Reflexões sobre princípios e cidadania

Eles usam a internet para provocar convulsões em epiléticos

É difícil não reconhecer a marca da maldade quando estamos diante dela. A mais nova moda de ataques no Twitter, denunciada pela Epilepsy Foundation às autoridades dos Estados Unidos, é enviar imagens que podem causar convulsões a pessoas que seguem as postagens da fundação dedicada a financiar pesquisas e conseguir tratamento para quem tem epilepsia.

Se uma pessoa com epilepsia vê uma imagem de luz estroboscópica, ainda que por poucos segundos, pode ter uma convulsão que dura minutos e pode levar à morte. No caso específico, somente durante o mês de novembro, 30 seguidores do perfil da Epilepsy Foundation no Twitter receberam mensagens com GIFs animados que mostravam luzes estroboscópicas.

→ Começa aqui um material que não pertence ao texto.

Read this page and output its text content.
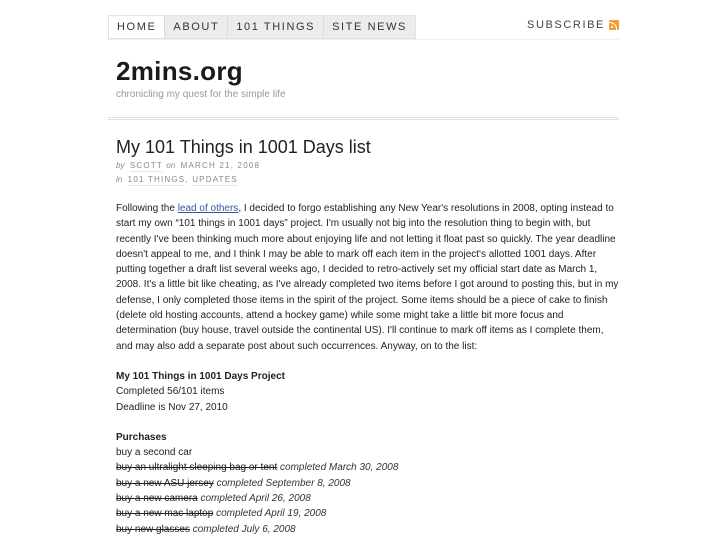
HOME	ABOUT	101 THINGS	SITE NEWS	SUBSCRIBE
2mins.org
chronicling my quest for the simple life
My 101 Things in 1001 Days list
by SCOTT on MARCH 21, 2008
in 101 THINGS, UPDATES

Following the lead of others, I decided to forgo establishing any New Year's resolutions in 2008, opting instead to start my own “101 things in 1001 days” project. I'm usually not big into the resolution thing to begin with, but recently I've been thinking much more about enjoying life and not letting it float past so quickly. The year deadline doesn't appeal to me, and I think I may be able to mark off each item in the project's allotted 1001 days. After putting together a draft list several weeks ago, I decided to retro-actively set my official start date as March 1, 2008. It's a little bit like cheating, as I've already completed two items before I got around to posting this, but in my defense, I only completed those items in the spirit of the project. Some items should be a piece of cake to finish (delete old hosting accounts, attend a hockey game) while some might take a little bit more focus and determination (buy house, travel outside the continental US). I'll continue to mark off items as I complete them, and may also add a separate post about such occurrences. Anyway, on to the list:

My 101 Things in 1001 Days Project
Completed 56/101 items
Deadline is Nov 27, 2010

Purchases
buy a second car
buy an ultralight sleeping bag or tent completed March 30, 2008
buy a new ASU jersey completed September 8, 2008
buy a new camera completed April 26, 2008
buy a new mac laptop completed April 19, 2008
buy new glasses completed July 6, 2008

Felizmente, não há informações de que os ataques tenham sido efetivos. O corpo jurídico da fundação denunciou o caso às autoridades de Maryland, nos Estados Unidos, que estão investigando. Os autores dos cyber ataques não foram identificados até agora.

O que parece uma abominação e fruto de uma mente perversa, provocar convulsão em epiléticos, começou como resposta a discordâncias políticas e foi uma ação discutida entre pessoas aparentemente normais e respeitáveis nas redes sociais.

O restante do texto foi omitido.